The 'real' Bali seems to still exist in this lovely corner of the world and, prior to my trip, I'd made contact with Hery Kusumanegara who is the senior ranger at Bali Barat National Park. A genuinely lovely guy, and with what seems extremely limited resources, tirelessly observes and tracks down the last few remaining Bali Starlings (unfortunately it seems as though it's down to 5 genuinely wild birds left now, at 3 locations within the national park). We got a boat from the jetty at Labuhan Lalang and headed the few km to Bumbrun, the site where Bali Starlings are reintroduced into the wild and where a couple of wild birds (told by their lack of rings) still exist.

one of four reintroduced Bali Starlings seen 'in the wild' on Bumbrun
There were four reintroduced birds – all ringed – showing rather well and typically vocal that were hanging around ‘in the wild’ around the release centre. However, there was no sign of the 1-2 wild, unringed Bali Starlings that still persist in the area. A real shame to have come all this way, to not see a genuinely wild Bali Starling. However, the habitat at Bumbrun is relatively dense coastal dry forest. I’d not known of anyone seeing this species away from this site in recent years either.

However, Hery suggested that we bust a move and head back to Labuhan Lalang as he thought we may have a better chance at another site. Just on the outskirts of Gilimanuk, in some pretty marginal habitat where cows were grazing, Hery had discovered a single Bali Starling some 5 months ago. Perhaps it’s a straggler from the nearby monsoon forest? Ever since, one of his volunteers has been helping out and making sure that this bird doesn’t become victim to another bird trapper. For obvious reasons, they try to keep a low profile with local residents while doing their duty.

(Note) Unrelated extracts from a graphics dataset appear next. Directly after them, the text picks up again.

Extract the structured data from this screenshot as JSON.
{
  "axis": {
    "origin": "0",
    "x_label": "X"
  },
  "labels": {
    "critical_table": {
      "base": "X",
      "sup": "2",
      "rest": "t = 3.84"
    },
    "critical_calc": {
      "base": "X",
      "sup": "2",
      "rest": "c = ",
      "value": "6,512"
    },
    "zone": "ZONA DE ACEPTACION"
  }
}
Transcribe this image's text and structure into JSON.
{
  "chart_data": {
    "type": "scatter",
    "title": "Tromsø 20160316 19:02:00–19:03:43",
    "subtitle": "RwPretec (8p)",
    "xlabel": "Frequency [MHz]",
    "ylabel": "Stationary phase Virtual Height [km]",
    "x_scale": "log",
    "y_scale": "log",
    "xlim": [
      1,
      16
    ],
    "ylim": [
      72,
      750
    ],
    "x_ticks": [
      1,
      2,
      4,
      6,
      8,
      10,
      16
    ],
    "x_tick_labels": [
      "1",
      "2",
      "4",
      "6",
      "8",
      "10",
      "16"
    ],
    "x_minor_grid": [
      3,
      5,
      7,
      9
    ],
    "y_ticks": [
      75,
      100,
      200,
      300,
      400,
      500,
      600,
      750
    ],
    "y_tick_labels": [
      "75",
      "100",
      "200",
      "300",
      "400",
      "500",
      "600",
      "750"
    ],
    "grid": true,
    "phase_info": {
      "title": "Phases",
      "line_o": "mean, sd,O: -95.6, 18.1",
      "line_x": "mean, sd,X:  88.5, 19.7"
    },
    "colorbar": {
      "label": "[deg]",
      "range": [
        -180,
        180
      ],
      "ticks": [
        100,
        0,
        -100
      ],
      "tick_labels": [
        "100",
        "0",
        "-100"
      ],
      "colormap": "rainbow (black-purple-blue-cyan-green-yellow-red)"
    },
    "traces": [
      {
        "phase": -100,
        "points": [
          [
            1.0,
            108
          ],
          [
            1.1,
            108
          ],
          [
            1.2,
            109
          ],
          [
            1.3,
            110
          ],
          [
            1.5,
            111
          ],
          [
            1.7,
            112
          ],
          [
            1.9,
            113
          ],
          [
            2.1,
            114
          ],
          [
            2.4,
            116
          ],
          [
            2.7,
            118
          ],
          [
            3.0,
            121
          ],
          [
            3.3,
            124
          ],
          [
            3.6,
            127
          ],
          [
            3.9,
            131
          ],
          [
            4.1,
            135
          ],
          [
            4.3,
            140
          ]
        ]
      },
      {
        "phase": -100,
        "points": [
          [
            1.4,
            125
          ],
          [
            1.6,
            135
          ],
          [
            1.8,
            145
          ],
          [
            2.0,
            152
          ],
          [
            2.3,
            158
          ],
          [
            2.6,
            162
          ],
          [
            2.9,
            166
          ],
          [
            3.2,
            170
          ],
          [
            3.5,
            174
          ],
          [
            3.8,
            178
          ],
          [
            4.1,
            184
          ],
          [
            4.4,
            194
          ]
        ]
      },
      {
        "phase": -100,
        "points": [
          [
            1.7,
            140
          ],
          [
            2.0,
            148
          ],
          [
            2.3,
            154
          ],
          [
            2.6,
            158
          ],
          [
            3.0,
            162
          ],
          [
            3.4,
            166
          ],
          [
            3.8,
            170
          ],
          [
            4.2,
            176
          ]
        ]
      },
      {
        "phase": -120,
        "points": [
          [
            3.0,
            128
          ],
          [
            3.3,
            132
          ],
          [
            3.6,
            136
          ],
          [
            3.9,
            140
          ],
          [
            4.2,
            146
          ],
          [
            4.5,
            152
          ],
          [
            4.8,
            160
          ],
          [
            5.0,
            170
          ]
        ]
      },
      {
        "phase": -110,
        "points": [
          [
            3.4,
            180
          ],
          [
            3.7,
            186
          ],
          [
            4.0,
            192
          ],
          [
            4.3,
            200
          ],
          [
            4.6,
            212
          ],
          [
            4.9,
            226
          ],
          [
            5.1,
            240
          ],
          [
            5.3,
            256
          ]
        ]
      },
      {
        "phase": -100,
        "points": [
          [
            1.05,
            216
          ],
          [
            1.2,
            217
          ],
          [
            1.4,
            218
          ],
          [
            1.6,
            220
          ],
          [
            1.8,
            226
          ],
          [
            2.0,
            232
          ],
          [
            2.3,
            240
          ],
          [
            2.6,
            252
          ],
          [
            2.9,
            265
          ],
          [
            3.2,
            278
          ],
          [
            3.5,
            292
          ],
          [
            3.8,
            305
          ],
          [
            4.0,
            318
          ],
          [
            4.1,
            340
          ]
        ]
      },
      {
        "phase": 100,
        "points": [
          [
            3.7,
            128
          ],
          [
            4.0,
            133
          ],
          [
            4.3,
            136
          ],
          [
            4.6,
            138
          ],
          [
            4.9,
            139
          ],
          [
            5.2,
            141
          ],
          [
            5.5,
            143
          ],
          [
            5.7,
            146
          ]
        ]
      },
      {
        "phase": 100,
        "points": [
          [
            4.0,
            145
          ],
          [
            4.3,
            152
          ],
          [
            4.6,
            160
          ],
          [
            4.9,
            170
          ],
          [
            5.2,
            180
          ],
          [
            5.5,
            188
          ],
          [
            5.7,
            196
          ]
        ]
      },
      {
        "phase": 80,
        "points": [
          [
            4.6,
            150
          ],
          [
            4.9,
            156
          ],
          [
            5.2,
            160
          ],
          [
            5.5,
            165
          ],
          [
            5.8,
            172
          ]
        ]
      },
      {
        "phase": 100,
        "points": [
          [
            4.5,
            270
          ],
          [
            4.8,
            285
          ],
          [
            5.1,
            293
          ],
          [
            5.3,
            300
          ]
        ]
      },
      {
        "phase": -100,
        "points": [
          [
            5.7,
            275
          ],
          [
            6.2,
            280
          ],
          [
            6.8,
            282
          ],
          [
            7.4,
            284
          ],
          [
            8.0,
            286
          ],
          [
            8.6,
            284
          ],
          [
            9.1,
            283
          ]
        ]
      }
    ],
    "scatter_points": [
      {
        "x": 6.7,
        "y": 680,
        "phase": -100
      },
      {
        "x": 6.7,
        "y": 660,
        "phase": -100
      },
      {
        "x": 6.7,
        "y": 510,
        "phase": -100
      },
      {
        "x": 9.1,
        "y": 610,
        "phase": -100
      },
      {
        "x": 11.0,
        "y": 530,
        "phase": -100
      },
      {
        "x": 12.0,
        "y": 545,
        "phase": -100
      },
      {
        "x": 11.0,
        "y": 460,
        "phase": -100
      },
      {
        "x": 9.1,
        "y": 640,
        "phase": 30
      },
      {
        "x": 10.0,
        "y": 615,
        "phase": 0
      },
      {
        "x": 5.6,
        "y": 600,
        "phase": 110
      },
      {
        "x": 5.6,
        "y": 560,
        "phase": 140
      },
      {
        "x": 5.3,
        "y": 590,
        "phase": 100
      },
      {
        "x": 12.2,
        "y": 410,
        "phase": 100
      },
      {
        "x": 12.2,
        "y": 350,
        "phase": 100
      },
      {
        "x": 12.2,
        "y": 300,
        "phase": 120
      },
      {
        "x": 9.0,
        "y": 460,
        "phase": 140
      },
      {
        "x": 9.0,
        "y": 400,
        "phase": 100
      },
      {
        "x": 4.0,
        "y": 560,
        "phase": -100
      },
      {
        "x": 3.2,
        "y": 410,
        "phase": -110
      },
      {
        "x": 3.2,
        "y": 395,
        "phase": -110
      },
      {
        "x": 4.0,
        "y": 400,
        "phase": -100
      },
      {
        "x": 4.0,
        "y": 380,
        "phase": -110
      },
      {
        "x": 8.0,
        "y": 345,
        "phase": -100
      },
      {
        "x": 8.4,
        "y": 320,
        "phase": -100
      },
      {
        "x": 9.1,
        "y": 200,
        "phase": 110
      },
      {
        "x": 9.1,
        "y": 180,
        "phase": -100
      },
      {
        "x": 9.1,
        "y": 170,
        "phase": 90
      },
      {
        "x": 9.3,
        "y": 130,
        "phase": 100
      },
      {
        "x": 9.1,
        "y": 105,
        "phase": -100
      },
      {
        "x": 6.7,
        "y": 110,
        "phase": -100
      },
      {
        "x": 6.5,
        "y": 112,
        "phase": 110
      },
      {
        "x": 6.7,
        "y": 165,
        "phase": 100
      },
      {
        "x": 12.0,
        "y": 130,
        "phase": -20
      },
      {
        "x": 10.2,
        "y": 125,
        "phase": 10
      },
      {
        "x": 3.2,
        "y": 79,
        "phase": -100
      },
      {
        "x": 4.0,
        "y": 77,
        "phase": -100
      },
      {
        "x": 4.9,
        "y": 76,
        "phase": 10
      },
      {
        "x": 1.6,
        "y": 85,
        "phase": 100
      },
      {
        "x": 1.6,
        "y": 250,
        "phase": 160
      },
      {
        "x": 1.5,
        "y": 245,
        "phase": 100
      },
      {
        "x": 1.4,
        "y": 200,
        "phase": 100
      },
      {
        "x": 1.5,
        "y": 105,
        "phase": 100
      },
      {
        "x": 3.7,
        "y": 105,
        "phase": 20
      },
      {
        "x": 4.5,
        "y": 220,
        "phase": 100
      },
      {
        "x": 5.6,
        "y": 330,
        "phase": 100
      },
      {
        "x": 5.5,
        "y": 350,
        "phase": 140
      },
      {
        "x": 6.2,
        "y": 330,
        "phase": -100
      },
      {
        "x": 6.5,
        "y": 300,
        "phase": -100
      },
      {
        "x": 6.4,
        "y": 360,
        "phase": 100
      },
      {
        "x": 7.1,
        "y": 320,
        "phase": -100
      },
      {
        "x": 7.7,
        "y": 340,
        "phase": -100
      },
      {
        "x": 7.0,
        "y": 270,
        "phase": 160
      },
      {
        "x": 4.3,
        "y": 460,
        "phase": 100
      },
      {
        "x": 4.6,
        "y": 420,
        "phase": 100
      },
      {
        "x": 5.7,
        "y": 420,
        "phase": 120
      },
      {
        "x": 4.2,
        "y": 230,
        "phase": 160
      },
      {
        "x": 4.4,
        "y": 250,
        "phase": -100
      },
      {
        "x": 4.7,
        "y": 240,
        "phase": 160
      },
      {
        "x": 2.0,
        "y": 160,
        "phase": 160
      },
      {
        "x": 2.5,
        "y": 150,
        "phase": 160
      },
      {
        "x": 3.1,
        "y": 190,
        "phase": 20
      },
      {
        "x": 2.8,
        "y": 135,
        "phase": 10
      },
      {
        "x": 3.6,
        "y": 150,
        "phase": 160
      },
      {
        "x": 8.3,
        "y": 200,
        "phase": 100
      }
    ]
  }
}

Bali Starling habitat near Gilimanuk

Anyway, we got to the site and ditched our motorbike. We took a stroll in the midday sun but there was no sign. Hery’s mate arrived and we had a good look around – plenty of usual suspects such as White-shouldered Trillers, Collared Kingfishers and the like. But then, suddenly, appeared a white blob perched in a distant tree. Bins up, and there is was – a truly wild Bali Starling. Brilliant for me to see, but a bit of a double-edged sword; this lone individual being alone, without a mate, and one of only a handful of this species left that is presumably, within my lifetime, destined for extinction. Compared to the reintroduced birds on Bumbrun, this was a truly wild, skittish bird...
the real deal - one of only a handful of wild Bali Starlings left

Saturday, 13 August 2011

Indonesia - the first few days

Quite a lot has gone on since the last post from Hong Kong. Flying into Surabaya a few days ago, the first thing to do was admire the active volcano that is Mount Bromo. It was excellent, with a decent sunrise, lovely secenery and some pretty sulphurous fumes... but given that a 2km exclusion zone was lifted only a few weeks ago (due to a recent eruption earlier this year), the ash made the area pretty birdless. Apart from a few swiftlets to give me a headache (probably Glossy Swiftlets)!
The journey from Surabaya was filled full of roadside egrets and Javan Pond Herons, though the highlight was a nice Javan Kingfisher - good to see it first on the island after it was named. A few other bits and bobs, with the obligatory Yellow-vented Bulbuls replaced at high altitude (around Bromo) by an Indonesian endemic, Orange-spotted Bulbul.

Scaly-breasted Munia
After just a couple of days on Java, which really didn't do the place justice, it was time to fly on to Denpasar on Bali where I'll be for a while now. After a slow start on the first day (having ditched down for the night in Ubud), I've now been in the northwest of the island for the last 2 days. Too much to write about just now, but privileged to have seen one of the few remaining wild Bali Starling (that was not from the reintroduction scheme) as well as Black-winged Starling, Javan Banded Pitta, Rufous-backed Kingfisher, Fulvous-chested Jungle Flycatcher, Javan Plover, Sunda Teal and a whole lot more.